In Ramallah, Palestinians can be expected to tell Clinton that the peace process is at a crossroads: Either the Obama administration pressures Israel into making suicidal concessions - and soon - or the two-state solution is finished. They will claim that Netanyahu is insufficiently enamored with the idea of a Palestinian state. And Clinton will hear the mantra that Israel "must choose between peace and settlements."

To her credit, Clinton has not shied away from taking Hamas to task for its violent rejectionism. In Ramallah, she has a unique opportunity to take Abbas to task for his unworkable approach to peacemaking. For if Hamas is a dead end and Abbas a false hope, the two-state solution really is a pipedream.

At Sharm, Clinton praised Abbas "for his commitment to move forward with a negotiated solution." But when the two sit down together today, she needs to deliver a less sugar-coated message: Get realistic.
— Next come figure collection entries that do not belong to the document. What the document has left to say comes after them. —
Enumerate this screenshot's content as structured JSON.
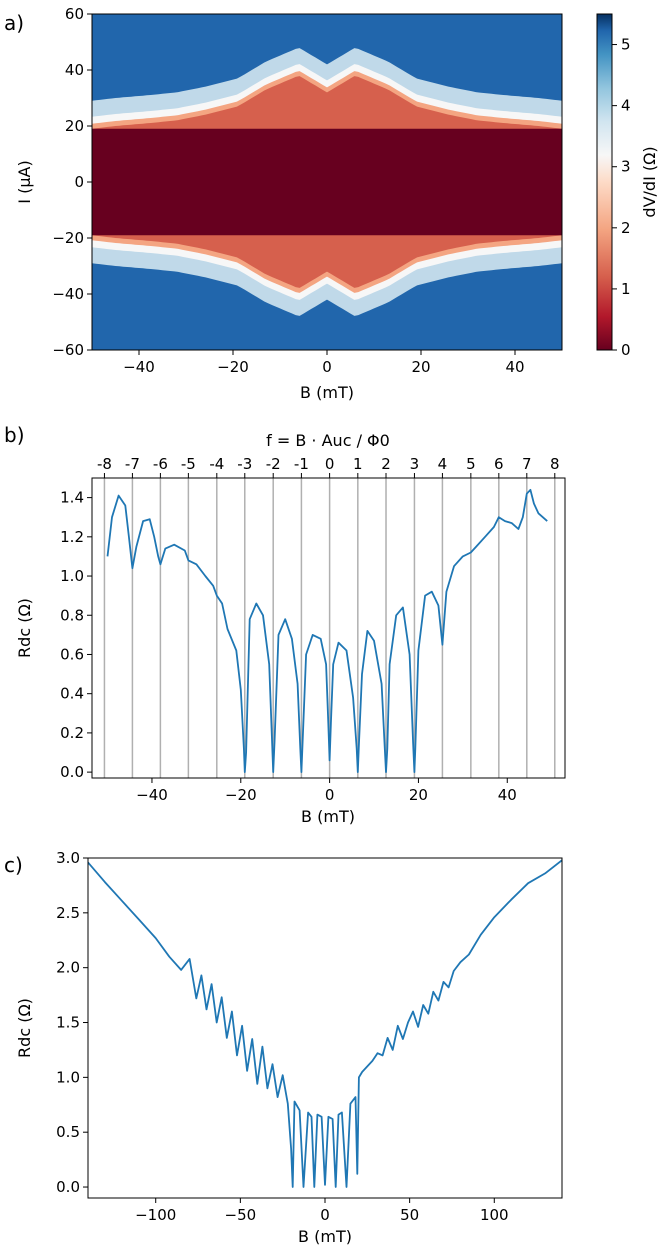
{
  "panel_labels": [
    "a)",
    "b)",
    "c)"
  ],
  "chart_data": [
    {
      "panel": "a)",
      "type": "heatmap",
      "xlabel": "B (mT)",
      "ylabel": "I (µA)",
      "xlim": [
        -50,
        50
      ],
      "ylim": [
        -60,
        60
      ],
      "xticks": [
        -40,
        -20,
        0,
        20,
        40
      ],
      "yticks": [
        -60,
        -40,
        -20,
        0,
        20,
        40,
        60
      ],
      "colorbar": {
        "label": "dV/dI (Ω)",
        "range": [
          0,
          5.5
        ],
        "ticks": [
          0,
          1,
          2,
          3,
          4,
          5
        ],
        "colormap": "RdBu"
      },
      "critical_current_envelope": {
        "B": [
          -50,
          -45,
          -38,
          -32,
          -26,
          -19,
          -13,
          -6,
          0,
          6,
          13,
          19,
          26,
          32,
          38,
          45,
          50
        ],
        "I": [
          19,
          20,
          21,
          22,
          24,
          27,
          33,
          38,
          32,
          38,
          33,
          27,
          24,
          22,
          21,
          20,
          19
        ]
      },
      "colors": {
        "superconducting": "#67001f",
        "normal": "#2166ac",
        "transition": "#f7f7f7"
      }
    },
    {
      "panel": "b)",
      "type": "line",
      "xlabel": "B (mT)",
      "ylabel": "Rdc (Ω)",
      "top_axis_label": "f = B · Auc / Φ0",
      "xlim": [
        -53.5,
        53
      ],
      "ylim": [
        -0.03,
        1.5
      ],
      "xticks": [
        -40,
        -20,
        0,
        20,
        40
      ],
      "yticks": [
        0.0,
        0.2,
        0.4,
        0.6,
        0.8,
        1.0,
        1.2,
        1.4
      ],
      "top_ticks": [
        "-8",
        "-7",
        "-6",
        "-5",
        "-4",
        "-3",
        "-2",
        "-1",
        "0",
        "1",
        "2",
        "3",
        "4",
        "5",
        "6",
        "7",
        "8"
      ],
      "vertical_lines_B": [
        -50.7,
        -44.4,
        -38.1,
        -31.8,
        -25.4,
        -19.1,
        -12.7,
        -6.35,
        0,
        6.35,
        12.7,
        19.1,
        25.4,
        31.8,
        38.1,
        44.4,
        50.7
      ],
      "series": [
        {
          "color": "#1f77b4",
          "x": [
            -50,
            -49,
            -47.5,
            -46,
            -45.2,
            -44.4,
            -43.5,
            -42,
            -40.5,
            -39.5,
            -38.6,
            -38.1,
            -37,
            -35,
            -32.6,
            -31.8,
            -30,
            -28,
            -26.2,
            -25.4,
            -24.2,
            -23,
            -21,
            -20,
            -19.3,
            -19.1,
            -18.8,
            -18,
            -16.5,
            -15,
            -13.6,
            -13,
            -12.7,
            -12.4,
            -11.5,
            -10,
            -8.5,
            -7.2,
            -6.6,
            -6.35,
            -6.1,
            -5.3,
            -3.8,
            -2,
            -0.8,
            -0.3,
            0,
            0.3,
            0.8,
            2,
            3.8,
            5.3,
            6.1,
            6.35,
            6.6,
            7.3,
            8.5,
            10,
            11.7,
            12.4,
            12.7,
            13,
            13.5,
            15,
            16.5,
            18,
            18.8,
            19.1,
            19.3,
            20,
            21.5,
            23,
            24.5,
            25.4,
            26.3,
            28,
            30,
            31.8,
            33,
            35,
            37,
            38.1,
            39.5,
            41,
            42.5,
            43.5,
            44.4,
            45.2,
            46,
            47,
            48,
            49
          ],
          "values": [
            1.1,
            1.3,
            1.41,
            1.36,
            1.2,
            1.04,
            1.15,
            1.28,
            1.29,
            1.2,
            1.1,
            1.06,
            1.14,
            1.16,
            1.13,
            1.08,
            1.06,
            1.0,
            0.95,
            0.9,
            0.86,
            0.73,
            0.62,
            0.42,
            0.12,
            0.0,
            0.1,
            0.78,
            0.86,
            0.8,
            0.55,
            0.18,
            0.0,
            0.15,
            0.7,
            0.78,
            0.68,
            0.45,
            0.12,
            0.0,
            0.14,
            0.6,
            0.7,
            0.68,
            0.55,
            0.25,
            0.06,
            0.25,
            0.55,
            0.66,
            0.62,
            0.38,
            0.12,
            0.0,
            0.14,
            0.5,
            0.72,
            0.67,
            0.45,
            0.13,
            0.0,
            0.12,
            0.55,
            0.8,
            0.84,
            0.6,
            0.15,
            0.0,
            0.12,
            0.62,
            0.9,
            0.92,
            0.85,
            0.65,
            0.92,
            1.05,
            1.1,
            1.12,
            1.15,
            1.2,
            1.25,
            1.3,
            1.28,
            1.27,
            1.24,
            1.3,
            1.42,
            1.44,
            1.37,
            1.32,
            1.3,
            1.28
          ]
        }
      ]
    },
    {
      "panel": "c)",
      "type": "line",
      "xlabel": "B (mT)",
      "ylabel": "Rdc (Ω)",
      "xlim": [
        -140,
        140
      ],
      "ylim": [
        -0.1,
        3.0
      ],
      "xticks": [
        -100,
        -50,
        0,
        50,
        100
      ],
      "yticks": [
        0.0,
        0.5,
        1.0,
        1.5,
        2.0,
        2.5,
        3.0
      ],
      "series": [
        {
          "color": "#1f77b4",
          "x": [
            -140,
            -130,
            -120,
            -110,
            -100,
            -92,
            -85,
            -80,
            -76,
            -73,
            -70,
            -67,
            -64,
            -61,
            -58,
            -55,
            -52,
            -49,
            -46,
            -43,
            -40,
            -37,
            -34,
            -31,
            -28,
            -25,
            -22,
            -20,
            -19.1,
            -18,
            -15,
            -12.7,
            -10,
            -8,
            -6.35,
            -4.5,
            -2,
            0,
            2,
            4.5,
            6.35,
            8,
            10,
            12.7,
            15,
            18,
            19.1,
            20,
            22,
            25,
            28,
            31,
            34,
            37,
            40,
            43,
            46,
            49,
            52,
            55,
            58,
            61,
            64,
            67,
            70,
            73,
            76,
            80,
            85,
            92,
            100,
            110,
            120,
            130,
            140
          ],
          "values": [
            2.96,
            2.78,
            2.61,
            2.44,
            2.27,
            2.1,
            1.98,
            2.08,
            1.72,
            1.93,
            1.62,
            1.85,
            1.5,
            1.73,
            1.36,
            1.6,
            1.2,
            1.47,
            1.06,
            1.35,
            0.94,
            1.28,
            0.9,
            1.12,
            0.82,
            1.02,
            0.76,
            0.35,
            0.0,
            0.78,
            0.7,
            0.0,
            0.68,
            0.64,
            0.0,
            0.66,
            0.64,
            0.02,
            0.64,
            0.62,
            0.0,
            0.66,
            0.68,
            0.0,
            0.76,
            0.82,
            0.12,
            1.0,
            1.05,
            1.1,
            1.15,
            1.22,
            1.2,
            1.36,
            1.25,
            1.47,
            1.35,
            1.5,
            1.6,
            1.46,
            1.66,
            1.58,
            1.78,
            1.7,
            1.87,
            1.82,
            1.97,
            2.05,
            2.12,
            2.3,
            2.46,
            2.62,
            2.77,
            2.86,
            2.98
          ]
        }
      ]
    }
  ]
}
On Monday, Clinton said, "We cannot afford more setbacks and delays, or regrets about what might have been had different decisions been made. And now is not the time for recriminations. It is time to look ahead."

To help the process move forward, however, Clinton will need to disabuse Abbas of the notion that he can adhere to a maximalist negotiating stance in the hope that the Obama administration will deliver an Israel prostrate at the negotiating table. She will need to tell him that unless he becomes flexible - on borders, refugees and the initial contours of statehood - Palestinian prophesies about an end to the two-state solution will prove self-fulfilling.

When Abbas starts kvetching about Netanyahu, Clinton might ask why the elastic policies of the outgoing Olmert government did not elicit a "yes" from the Palestinian moderates.

Abbas continues to insist that Israel pull back to the 1949 Armistice Lines, leaving this country with a 15-18km.-wide waistline and our airport vulnerable to short-range missile attack. Strategic depth matters - especially along the coastal plain, where most Israelis live.

Clinton needs to tell Abbas to abandon his outrageous demand for the "right" of "return" for millions of Palestinian refugees and their descendents to Israel proper. Netanyahu speaks for mainstream Israelis when he says that the Palestinians will also have to defer, in the short-term, anyway, some of the characteristics of statehood. For example, Israel cannot gamely cede control over the airspace and electromagnetic field between the Mediterranean and the Jordan without irretrievably jeopardizing its security.

Of course, Palestinian moderation would be bolstered if the Arab League explicitly supported compromise. Yet the League itself has presented Israel with a take-it-or-leave it offer which is, nevertheless, a good starting point for negotiations.

CLINTON urged the Palestinians "to break the cycle of rejection and resistance" - an unfortunate euphemism for anti-civilian warfare. Perhaps, by speaking even more forthrightly in Ramallah today, she can help Palestinians reverse 60 years of self-defeating rejectionism and encourage the kind of pragmatism that's historically been absent from the Palestinian body politic.

The US has made a key contribution to building Palestinian institutions with the goal of making them accountable and transparent. Much, much more needs to be done.

As the security situation has allowed, Israel has been incrementally fostering conditions - ease of travel up and down the West Bank, for instance - that enhance Palestinian dignity while massively improving the local economy.

Regarding the settlement issue, the maintenance of strategic settlement blocs - "1967-plus" - far from being "obstacles to peace," actually make a deal palatable to Israelis, the manipulative lobbying by foreign-funded groups such as Peace Now notwithstanding.

"The inevitability of working toward a two-state solution is inescapable," Clinton said. It would be better for us all were she to make clear to Abbas that nothing is "inescapable" unless the Palestinians inject some pragmatism into their negotiating position.